Going for the win, when place-kicker Connor Assalley was 5-for-5 in PATs, showed just how much confidence Campbell had in Purdy.
“Offensively in the fourth quarter, we started clicking really well,” Purdy said after the game.
I recall Purdy taking the blame when that two-point play didn’t work
That’s Purdy. A team guy, the only fingers he pointed were at himself. And that’s what he did on that November day in Norman.
He could have talked about all the interception opportunities the defense had against Hurts, but no, he second-guessed his late-game decision that ended up with Oklahoma’s Parnell Motley taking a pass off Pettway’s midsection to seal the Sooners’ victory.
Purdy didn’t know Kolar was open on the play until seeing a replay after the game. He was pressured. He was hit as he released. He had to trust his judgment.
“I understand Charlie ended up opening up, so that’s on me,” Purdy said afterward. “I have to anticipate that better.”
There was contact on that two-point conversion pass, but enough to call a game-deciding penalty?
There’s still talk about that play. Yes, there was contact on that play, and without that contact Pettway probably catches the pass and Iowa State wins.
My first paragraph after the game was:
Did Iowa State get jobbed by Big 12 Conference officials at Oklahoma Saturday? Frankly, it was too close to call.
“The two-point play can certainly be whatever,” Campbell said after the game. “The fact of the matter of it is, they didn’t call the penalty. Whether it was or it wasn’t a penalty, I think it’s probably up to discretion.”
A penalty would have meant a conversion re-try from the 1-yard line.
“Brock threw it to Pettway, really threw a strike. The ball had a chance to be caught,” Campbell went on. “Bang-bang deal.
“We could say, ‘Was he held, was he not? Was there interference?’ But you’ve got to make a play in a tough situation, and we really weren’t able to make that play.”
Would a pass interference penalty have led to Iowa State getting a win? We’ll never know.
“Yeah … I’m not going to comment on that,” Purdy said after the game. “It happened the way it did.”
Oklahoma fans must have had somewhere to be. Many started leaving late in the third quarter.
Interesting they left early, considering what happened the previous time the Cyclones came to town in 2017. That was when Kyle Kempt replaced Jacob Park (who didn’t even make the trip). That’s when Kempt engineered one of Iowa State’s finest victories – a 38-31 success against the third-ranked Sooners.
‘It’s our job as coaches and players that we’ve got to play to our level, no matter what,’ Oklahoma coach Lincoln Riley said after the 2019 classic. ‘That is certainly our job, and I would never put that on our fans or anybody else’s fans or any atmosphere or any stadium.’

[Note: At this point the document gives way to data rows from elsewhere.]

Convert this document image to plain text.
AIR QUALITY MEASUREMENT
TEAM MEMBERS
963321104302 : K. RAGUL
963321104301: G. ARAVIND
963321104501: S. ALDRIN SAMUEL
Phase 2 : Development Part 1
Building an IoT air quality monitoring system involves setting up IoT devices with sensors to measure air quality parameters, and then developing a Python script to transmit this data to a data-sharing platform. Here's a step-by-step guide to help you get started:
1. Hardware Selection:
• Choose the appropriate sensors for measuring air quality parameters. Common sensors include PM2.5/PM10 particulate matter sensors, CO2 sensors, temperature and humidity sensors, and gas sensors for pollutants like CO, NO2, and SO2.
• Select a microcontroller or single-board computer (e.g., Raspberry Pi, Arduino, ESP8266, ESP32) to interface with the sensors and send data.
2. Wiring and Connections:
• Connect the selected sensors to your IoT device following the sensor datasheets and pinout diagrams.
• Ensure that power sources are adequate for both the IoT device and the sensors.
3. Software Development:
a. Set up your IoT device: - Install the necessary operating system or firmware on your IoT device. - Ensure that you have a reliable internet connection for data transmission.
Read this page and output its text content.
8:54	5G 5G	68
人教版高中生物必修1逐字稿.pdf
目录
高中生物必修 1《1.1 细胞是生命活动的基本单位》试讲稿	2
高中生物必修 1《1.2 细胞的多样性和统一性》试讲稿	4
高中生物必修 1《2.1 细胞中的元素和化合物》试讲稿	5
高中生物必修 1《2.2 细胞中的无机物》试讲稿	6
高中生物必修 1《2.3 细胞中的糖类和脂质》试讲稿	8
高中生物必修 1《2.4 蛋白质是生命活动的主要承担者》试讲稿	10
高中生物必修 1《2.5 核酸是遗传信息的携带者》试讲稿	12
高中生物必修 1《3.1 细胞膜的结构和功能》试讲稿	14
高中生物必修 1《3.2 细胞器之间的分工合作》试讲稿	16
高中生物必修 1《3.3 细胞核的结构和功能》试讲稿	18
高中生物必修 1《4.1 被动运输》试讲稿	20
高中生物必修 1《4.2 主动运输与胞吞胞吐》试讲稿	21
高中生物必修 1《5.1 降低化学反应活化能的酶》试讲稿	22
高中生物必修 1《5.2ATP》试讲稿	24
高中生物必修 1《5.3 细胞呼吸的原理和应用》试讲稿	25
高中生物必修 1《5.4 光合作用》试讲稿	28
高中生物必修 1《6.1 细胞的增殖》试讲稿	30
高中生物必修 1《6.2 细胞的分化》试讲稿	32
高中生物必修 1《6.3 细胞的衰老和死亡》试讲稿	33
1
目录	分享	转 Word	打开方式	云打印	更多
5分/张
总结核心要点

He closed this subject with this:
‘Now, the flip side of that is we have one of the great stadiums in America, we have one of the great fan bases in America, and when it’s rocking in there, does our team feel that? Hell yeah they do. And when it’s not, do they feel that? Hell yeah they do.”
This game also was about Breece Hall
I recall telling someone after the game that Hall would be a star. Well, I think I recall saying that. Maybe I didn’t, but this certainly was one of the games en route to Breece becoming one of the Cyclones’ greatest rushers.
He ran for 132 yards against West Virginia and 183 against Texas Tech earlier that season, but could he do it on the road at Oklahoma?
Bingo. The freshman had 110 yards on 18 carries. He had 30 yards on six carries during the big fourth quarter.
He was Iowa State’s first running back with a 100-yard game against Oklahoma since Blaise Bryant in 1989.
That game included a ton of future NFL talent
Just among the starters, 18 have played in the NFL. That impressive list includes Iowa State’s Hall, Landen Akers, Kolar, Jake Hummel, Chase Allen, Enyi Uwazurike and Kene Nwangwu.
The list also includes Purdy and Hurts, of course. Who wins this time around?
Will a quarterback have to rally his team from a fourth-quarter, three-touchdown deficit?
Will the game be decided on a controversial pass into the end zone?
If it does, we’ll know it’s happened before.